Egypt and Jordan today blamed Israel for the ‘dangerous escalation’ in the Middle East, following the attack in Beirut that killed a Hezbollah commander and the death, attributed to Israeli forces, of a Hamas leader in Iran.
The foreign ministers of Egypt and Jordan, Badr Abdelatty and Ayman Safadi respectively, issued a joint statement in which they accused Israel of initiating this ‘dangerous escalation’ through ‘Israeli aggression in Gaza, violations of international law, illegal practices in the West Bank and political assassinations’.
The leaders also urged the UN Security Council to adopt a binding resolution to demand that the Jewish state stop its offensive in the Gaza Strip and ‘its continued violations of international law’.
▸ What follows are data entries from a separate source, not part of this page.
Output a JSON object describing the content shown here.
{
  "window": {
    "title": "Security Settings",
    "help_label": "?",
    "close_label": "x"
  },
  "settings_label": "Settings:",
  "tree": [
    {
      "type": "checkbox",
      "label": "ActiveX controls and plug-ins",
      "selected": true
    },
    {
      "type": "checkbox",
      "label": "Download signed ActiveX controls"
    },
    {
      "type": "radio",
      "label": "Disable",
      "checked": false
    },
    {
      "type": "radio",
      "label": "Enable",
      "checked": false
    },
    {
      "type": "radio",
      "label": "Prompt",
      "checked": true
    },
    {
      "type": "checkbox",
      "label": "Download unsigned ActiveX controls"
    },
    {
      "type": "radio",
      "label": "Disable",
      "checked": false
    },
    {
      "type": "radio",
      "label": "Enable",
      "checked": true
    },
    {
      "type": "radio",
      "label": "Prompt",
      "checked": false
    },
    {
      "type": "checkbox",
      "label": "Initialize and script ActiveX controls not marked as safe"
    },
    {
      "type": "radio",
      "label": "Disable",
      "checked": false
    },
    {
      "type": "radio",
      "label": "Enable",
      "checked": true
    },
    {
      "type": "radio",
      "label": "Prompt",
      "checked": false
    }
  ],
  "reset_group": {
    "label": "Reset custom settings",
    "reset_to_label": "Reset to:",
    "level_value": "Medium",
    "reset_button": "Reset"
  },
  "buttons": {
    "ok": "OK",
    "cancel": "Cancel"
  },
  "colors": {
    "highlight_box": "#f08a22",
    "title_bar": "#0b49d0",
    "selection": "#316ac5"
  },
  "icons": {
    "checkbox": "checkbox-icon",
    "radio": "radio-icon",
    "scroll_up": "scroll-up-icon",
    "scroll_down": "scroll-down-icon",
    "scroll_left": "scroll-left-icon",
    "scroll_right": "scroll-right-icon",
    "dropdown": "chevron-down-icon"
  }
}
‘During a phone call, the two ministers stressed the need to work calmly to prevent the region from falling into a comprehensive regional conflict that would destabilize the Middle East, especially after the recent Israeli escalation,’ they stressed in the joint statement.
Egypt is, along with Qatar, the main mediator between Israel and Hamas in the Gaza war, while it is also, along with Jordan, one of the first Arab countries to normalize its relations with the Jewish state after signing a peace agreement.
The ministers also condemned the ‘political assassinations’, without going into details, nor did they accuse Israel of launching the attack in the early hours of this morning that killed Ismail Haniyeh in Tehran, for which the Jewish state did not take responsibility.
Israeli Prime Minister Benjamin Netanyahu argued today that Israel has dealt ‘severe blows’ to its enemies in recent days, explicitly mentioning the elimination of Hezbollah's Lebanese military leader, Fouad Chokr, in the Beirut attack.
Netanyahu guaranteed that Fouad Chokr was ‘directly responsible’ for the deaths on Saturday in the attack on the Druze town of Majdal Shams, in the Golan Heights occupied by Israel in Syria.
Israel has so far remained silent on the death of Haniye, who was born in 1962 in the Shati refugee camp, west of Gaza City.
The Iranian government announced three days of national mourning, condemning the ‘brutal act’ which, it emphasized, ‘added another leaf to the shameful list of crimes committed by the criminal and usurping Zionist sect [Israel]’.
Ayatollah Khamenei, for his part, warned that Iran will take revenge on Israel.